Осенью 1919 года, в разгар Гражданской войны, первые советские цирки распахнули свои двери для нового зрителя. В цирк пришел простой народ, и на его аренах стали показывать невиданные до того концерты-митинги. Эти агитационно-зрелищные представления, возникшие почти стихийно, пользовались большим успехом.

Становление советского цирка проходило в сложных условиях. В холоде, в голоде начали свою работу все, кому дорого было отечественное цирковое искусство: артисты В. Дуров, В. Лазаренко, братья Танти, художники Н. Акимов, Б. Эрдман, В. Ходасевич, С. Коненков, М. Беспалов, М. Бобышев, П. Кузнецов, М. Григорьев, А. Лентулов, К. Юон, режиссеры и балетмейстеры Е. Кузнецов, Н. Фореггер, О. Радлов, В. Петров, А. Горский, К. Голейзовский и другие. Следует упомянуть и имена В. Маяковского, С. Эйзенштейна, С. Юткевича, разностороннее творчество которых в 1920–1930-е годы тесно соприкоснулось с цирком, где каждый из них смог проявить себя в качестве автора, режиссера и художника постановок пантомим и отдельных цирковых номеров.

С приходом в эти годы в цирк видных театральных режиссеров, художников, балетмейстеров ставятся актуальные художественно-постановочные задачи, и среди них особое место занимают проблемы современного репертуара, а также художественно-декоративного оформления и костюма для новых оригинальных номеров, аттракционов, клоунад, пантомим, крупных тематических и сюжетных спектаклей, парадов — прологов и эпилогов, отвечающих веяниям и запросам нового времени.

В 1919 году Луначарский выступил со статьей «Задачи обновленного цирка», в том же году в Московском доме цирка организуется диспут на тему «Возрождение цирка», где нарком выступает с речью «Академия физической красоты и остроумия».

Ярким примером новой цирковой зрелищности может послужить одна из первых цирковых постановок ваятеля и режиссера С.Т. Коненкова — скульптурная живая группа «Самсон», ставшая признанной классикой советского цирка. Этот номер был осуществлен Коненковым с тонким пониманием возможности соединения специфики искусства цирка со скульптурой. Его «живые скульптуры» на вращающемся постаменте воспроизводили эпизоды мифа о Самсоне.

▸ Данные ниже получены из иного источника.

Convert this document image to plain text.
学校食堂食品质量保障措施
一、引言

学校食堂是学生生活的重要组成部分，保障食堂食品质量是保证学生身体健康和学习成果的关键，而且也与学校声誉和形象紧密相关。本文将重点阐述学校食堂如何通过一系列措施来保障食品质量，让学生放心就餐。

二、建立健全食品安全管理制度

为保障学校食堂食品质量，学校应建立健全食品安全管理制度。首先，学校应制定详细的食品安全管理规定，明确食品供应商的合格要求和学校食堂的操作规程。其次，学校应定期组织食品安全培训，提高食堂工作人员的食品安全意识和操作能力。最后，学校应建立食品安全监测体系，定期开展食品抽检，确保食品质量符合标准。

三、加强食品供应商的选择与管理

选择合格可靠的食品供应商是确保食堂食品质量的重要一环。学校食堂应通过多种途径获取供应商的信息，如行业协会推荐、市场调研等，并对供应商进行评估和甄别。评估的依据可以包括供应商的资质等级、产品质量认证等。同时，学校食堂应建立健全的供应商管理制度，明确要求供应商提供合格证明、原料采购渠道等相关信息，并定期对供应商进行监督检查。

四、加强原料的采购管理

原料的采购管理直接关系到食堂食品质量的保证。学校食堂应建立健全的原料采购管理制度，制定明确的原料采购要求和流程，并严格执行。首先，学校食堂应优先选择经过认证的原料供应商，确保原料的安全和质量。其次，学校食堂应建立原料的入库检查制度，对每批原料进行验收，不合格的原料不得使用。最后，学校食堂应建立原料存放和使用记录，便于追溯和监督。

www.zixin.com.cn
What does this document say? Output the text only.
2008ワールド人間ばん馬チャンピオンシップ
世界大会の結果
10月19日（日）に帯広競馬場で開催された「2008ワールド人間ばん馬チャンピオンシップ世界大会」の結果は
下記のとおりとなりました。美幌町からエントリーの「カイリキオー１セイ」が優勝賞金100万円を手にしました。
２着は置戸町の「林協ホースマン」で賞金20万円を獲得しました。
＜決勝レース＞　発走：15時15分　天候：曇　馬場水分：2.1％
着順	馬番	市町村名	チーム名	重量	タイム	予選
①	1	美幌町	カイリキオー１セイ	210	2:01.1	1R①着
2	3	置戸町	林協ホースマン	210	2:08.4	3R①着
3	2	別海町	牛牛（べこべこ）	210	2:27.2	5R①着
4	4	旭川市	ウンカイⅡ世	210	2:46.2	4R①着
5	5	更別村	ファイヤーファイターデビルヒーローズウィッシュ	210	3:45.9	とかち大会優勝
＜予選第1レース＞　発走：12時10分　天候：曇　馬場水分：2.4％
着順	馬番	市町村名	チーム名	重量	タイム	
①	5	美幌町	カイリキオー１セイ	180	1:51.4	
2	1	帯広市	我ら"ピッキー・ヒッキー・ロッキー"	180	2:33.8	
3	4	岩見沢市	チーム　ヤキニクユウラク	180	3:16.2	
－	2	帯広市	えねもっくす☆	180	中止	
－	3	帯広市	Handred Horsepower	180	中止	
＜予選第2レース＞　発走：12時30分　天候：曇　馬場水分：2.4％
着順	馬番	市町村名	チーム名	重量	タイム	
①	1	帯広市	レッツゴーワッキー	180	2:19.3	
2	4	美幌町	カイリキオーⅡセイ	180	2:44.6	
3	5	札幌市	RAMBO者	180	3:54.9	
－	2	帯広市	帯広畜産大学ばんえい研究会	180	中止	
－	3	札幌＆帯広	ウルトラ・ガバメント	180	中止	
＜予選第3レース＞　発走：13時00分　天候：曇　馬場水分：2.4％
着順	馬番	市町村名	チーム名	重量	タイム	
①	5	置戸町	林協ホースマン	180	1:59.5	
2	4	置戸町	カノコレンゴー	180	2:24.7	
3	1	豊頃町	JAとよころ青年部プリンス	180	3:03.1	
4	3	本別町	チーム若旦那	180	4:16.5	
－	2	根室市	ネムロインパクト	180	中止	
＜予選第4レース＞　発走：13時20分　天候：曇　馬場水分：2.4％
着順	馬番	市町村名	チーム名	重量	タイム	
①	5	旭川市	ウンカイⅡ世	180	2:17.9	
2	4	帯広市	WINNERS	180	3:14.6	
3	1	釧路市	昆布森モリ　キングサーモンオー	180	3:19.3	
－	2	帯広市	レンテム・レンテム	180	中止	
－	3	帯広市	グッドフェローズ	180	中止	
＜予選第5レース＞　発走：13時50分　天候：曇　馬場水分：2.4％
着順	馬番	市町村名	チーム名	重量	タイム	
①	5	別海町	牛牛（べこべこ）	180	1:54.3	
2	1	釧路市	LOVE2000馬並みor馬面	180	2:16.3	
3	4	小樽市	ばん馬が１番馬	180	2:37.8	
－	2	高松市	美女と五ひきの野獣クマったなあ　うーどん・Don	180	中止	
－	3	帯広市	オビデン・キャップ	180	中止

В 1930 году в Ленинграде создается, по существу первая в цирке, творческая мастерская Центрального управления государственными цирками (ЦУГЦа). Руководил ею Евгений Михайлович Кузнецов, ставший одним из виднейших историков и режиссеров советского цирка. В творческой работе мастерской принимали участие и театральные режиссеры, и художники, среди которых Н.П. Акимов, М.А. Григорьев, Л.В. Домбровский, В.М. Ходасевич и другие. «Основная задача, которую преследовало руководство Ленинградской мастерской ЦУГИа, — писал он позже, — состояла в том, чтобы практически доказать, что цирк может и должен быть идейно обусловлен и идейно направлен, что простое выступление физкультурника в трусиках снижает художественный уровень цирка, низводит его до степени беспринципного зрелища, что реконструкция цирка должна идти через реконструкцию циркового образа, что именно через образ утверждается в цирке классовая идеология, наконец, что обычный “рекордсменский” показ разрозненных трюков может быть заменен тематическим стержнем, который будет выявляться при посредстве трюка».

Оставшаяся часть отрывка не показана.